Наиболее полным исследованием статуй, которые когда-то стояли в Константинополе вместе с другими монументами, на сегодняшний день является книга Сары Бассетт [Bassett 2005]. Благодаря ей мы начинаем представлять облик этого города в первые века его существования. Бассетт рисует убедительную картину того, как ранние императоры стремились украсить свою новую столицу всеми сокровищами античного наследия, чтобы та превзошла красотой Рим и Трою. В книге приводится информация о внешнем виде и местонахождении статуй, а также об их связи с идеями имперского величия, почтенной древности и коллекционерского азарта. Однако Бассетт не говорит о том, каким образом эта великолепная коллекция статуй могла перекликаться с другими типами изображений и дискурсов.
Один из важнейших аспектов настоящего исследования связан с необходимостью изучить тесное соседство – одновременно конфликтное и бесконфликтное – языческой статуи (которая иногда могла приобретать христианские смыслы) с яркими проявлениями христианства в городском ландшафте. Рассмотрим один пример: на форуме Константина была установлена знаменитая гигантская колонна со статуей, посвященной самому императору. В отличие от статуи, колонна сохранилась до наших дней (рис. 1.3). Историки искусства не раз пытались восстановить внешний вид статуи [Ousterhout 2014: 304–326]. Однако гораздо реже всплывает тот факт, что помимо колонны и императорского портрета на форуме стояло немало других круглых статуй, например статуя Афины, и в определенные моменты наверняка они привлекали к себе больше внимания. Следует признать, что статуя Афины все-таки упоминается в литературе. Но другие объекты, как правило, обходят молчанием, а между тем среди них была монументальная статуя Амфитриты/Фетиды (здесь комментаторы расходятся во мнениях) и семь «сирен» на восточном конце, каждая на своей порфирной колонне. Три из них, вероятнее всего, потом были перемещены по приказу императора (имя которого мы не знаем) в какое-то другое место [Kaldellis 2016: 730]. Возможно, что на южном конце находился нимфеум, или фонтан, у которого праздновали свадьбы и который был уничтожен во время пожара в V веке н. э. [Ibid.].
Это вероятное водное измерение Форума требует некоторых размышлений.

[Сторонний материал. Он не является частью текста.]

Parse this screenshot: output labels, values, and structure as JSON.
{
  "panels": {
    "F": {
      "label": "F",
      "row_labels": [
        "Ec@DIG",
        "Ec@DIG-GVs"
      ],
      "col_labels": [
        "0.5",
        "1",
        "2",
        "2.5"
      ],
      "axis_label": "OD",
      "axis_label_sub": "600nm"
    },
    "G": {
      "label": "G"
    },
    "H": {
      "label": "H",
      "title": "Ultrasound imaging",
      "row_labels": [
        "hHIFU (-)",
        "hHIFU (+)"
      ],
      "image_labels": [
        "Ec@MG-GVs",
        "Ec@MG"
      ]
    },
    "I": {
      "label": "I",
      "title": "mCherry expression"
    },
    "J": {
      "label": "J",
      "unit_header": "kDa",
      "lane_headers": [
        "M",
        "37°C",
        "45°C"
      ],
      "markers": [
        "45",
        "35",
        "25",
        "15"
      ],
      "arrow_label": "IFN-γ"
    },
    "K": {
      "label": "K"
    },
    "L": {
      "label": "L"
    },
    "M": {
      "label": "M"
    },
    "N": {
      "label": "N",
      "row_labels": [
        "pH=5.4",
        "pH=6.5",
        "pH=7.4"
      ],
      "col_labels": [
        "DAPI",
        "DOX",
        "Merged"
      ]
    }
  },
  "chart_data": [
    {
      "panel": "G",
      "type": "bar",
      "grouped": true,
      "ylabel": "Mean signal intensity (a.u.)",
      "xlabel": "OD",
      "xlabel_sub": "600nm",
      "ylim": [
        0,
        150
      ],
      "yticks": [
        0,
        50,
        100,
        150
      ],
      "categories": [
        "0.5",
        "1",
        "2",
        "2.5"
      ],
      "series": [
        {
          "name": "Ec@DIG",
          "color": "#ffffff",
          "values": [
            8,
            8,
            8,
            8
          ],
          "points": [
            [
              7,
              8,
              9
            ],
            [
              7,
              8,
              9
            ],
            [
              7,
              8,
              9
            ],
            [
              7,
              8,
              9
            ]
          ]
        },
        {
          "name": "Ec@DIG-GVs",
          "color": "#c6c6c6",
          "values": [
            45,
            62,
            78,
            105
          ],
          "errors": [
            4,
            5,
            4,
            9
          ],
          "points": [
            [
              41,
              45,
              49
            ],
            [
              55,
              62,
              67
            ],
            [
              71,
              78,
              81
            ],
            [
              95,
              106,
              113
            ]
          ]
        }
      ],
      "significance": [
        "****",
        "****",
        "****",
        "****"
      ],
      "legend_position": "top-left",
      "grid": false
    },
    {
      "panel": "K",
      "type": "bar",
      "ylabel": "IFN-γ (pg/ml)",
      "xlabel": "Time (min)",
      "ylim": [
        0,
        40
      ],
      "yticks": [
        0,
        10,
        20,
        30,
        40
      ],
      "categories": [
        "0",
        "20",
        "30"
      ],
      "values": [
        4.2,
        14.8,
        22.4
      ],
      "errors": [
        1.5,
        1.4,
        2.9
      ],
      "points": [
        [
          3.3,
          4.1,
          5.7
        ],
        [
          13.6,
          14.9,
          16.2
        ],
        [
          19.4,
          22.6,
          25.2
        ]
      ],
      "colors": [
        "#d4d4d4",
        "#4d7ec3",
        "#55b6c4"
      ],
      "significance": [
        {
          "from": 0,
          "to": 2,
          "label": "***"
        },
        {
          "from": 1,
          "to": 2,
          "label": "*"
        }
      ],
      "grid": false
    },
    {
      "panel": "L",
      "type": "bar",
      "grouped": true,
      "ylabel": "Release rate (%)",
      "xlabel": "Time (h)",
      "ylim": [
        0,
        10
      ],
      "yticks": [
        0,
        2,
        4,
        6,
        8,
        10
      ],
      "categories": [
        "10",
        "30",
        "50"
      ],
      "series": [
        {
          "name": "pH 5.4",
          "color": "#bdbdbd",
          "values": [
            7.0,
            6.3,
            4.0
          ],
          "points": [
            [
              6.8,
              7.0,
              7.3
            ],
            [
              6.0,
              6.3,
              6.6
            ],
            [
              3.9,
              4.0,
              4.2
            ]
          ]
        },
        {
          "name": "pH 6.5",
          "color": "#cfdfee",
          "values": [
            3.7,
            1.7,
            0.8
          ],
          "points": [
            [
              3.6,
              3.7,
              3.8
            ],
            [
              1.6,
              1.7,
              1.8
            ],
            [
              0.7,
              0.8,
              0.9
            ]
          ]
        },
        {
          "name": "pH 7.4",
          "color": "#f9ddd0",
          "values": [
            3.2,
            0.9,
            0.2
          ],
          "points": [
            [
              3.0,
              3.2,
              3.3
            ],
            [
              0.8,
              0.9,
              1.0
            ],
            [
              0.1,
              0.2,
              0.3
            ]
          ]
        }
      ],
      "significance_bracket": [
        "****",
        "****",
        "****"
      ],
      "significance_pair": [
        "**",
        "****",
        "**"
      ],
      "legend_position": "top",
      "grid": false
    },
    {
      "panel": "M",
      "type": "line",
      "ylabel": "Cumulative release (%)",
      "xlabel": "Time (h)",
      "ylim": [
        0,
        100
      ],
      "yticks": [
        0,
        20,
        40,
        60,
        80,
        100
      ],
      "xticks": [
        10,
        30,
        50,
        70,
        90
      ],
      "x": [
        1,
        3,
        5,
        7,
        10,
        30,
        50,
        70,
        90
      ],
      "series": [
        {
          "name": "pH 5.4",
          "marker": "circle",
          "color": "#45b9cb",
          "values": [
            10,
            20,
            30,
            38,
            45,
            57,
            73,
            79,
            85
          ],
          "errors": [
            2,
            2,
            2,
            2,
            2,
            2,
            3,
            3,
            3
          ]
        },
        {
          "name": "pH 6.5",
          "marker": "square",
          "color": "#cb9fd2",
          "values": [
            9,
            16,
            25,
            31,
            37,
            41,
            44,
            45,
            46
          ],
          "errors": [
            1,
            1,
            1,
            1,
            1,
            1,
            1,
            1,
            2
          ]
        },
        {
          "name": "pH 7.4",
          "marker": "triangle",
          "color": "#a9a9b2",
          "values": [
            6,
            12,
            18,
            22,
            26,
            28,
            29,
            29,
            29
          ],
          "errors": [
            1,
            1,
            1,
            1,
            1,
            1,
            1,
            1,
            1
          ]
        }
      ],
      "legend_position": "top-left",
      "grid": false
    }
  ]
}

На ранних константинопольских монетах и медалях можно увидеть аллегорическое изображение города с рогом изобилия и ветвью (либо щитом и скипетром) в руках, попирающее ногой галеру (см. рис. 1.4). Кроме того, сохранились упоминания о том, что Тюхэ Константинопольскую тоже изображали с кораблем у ног [Ramskold, Lenski 2011: 32].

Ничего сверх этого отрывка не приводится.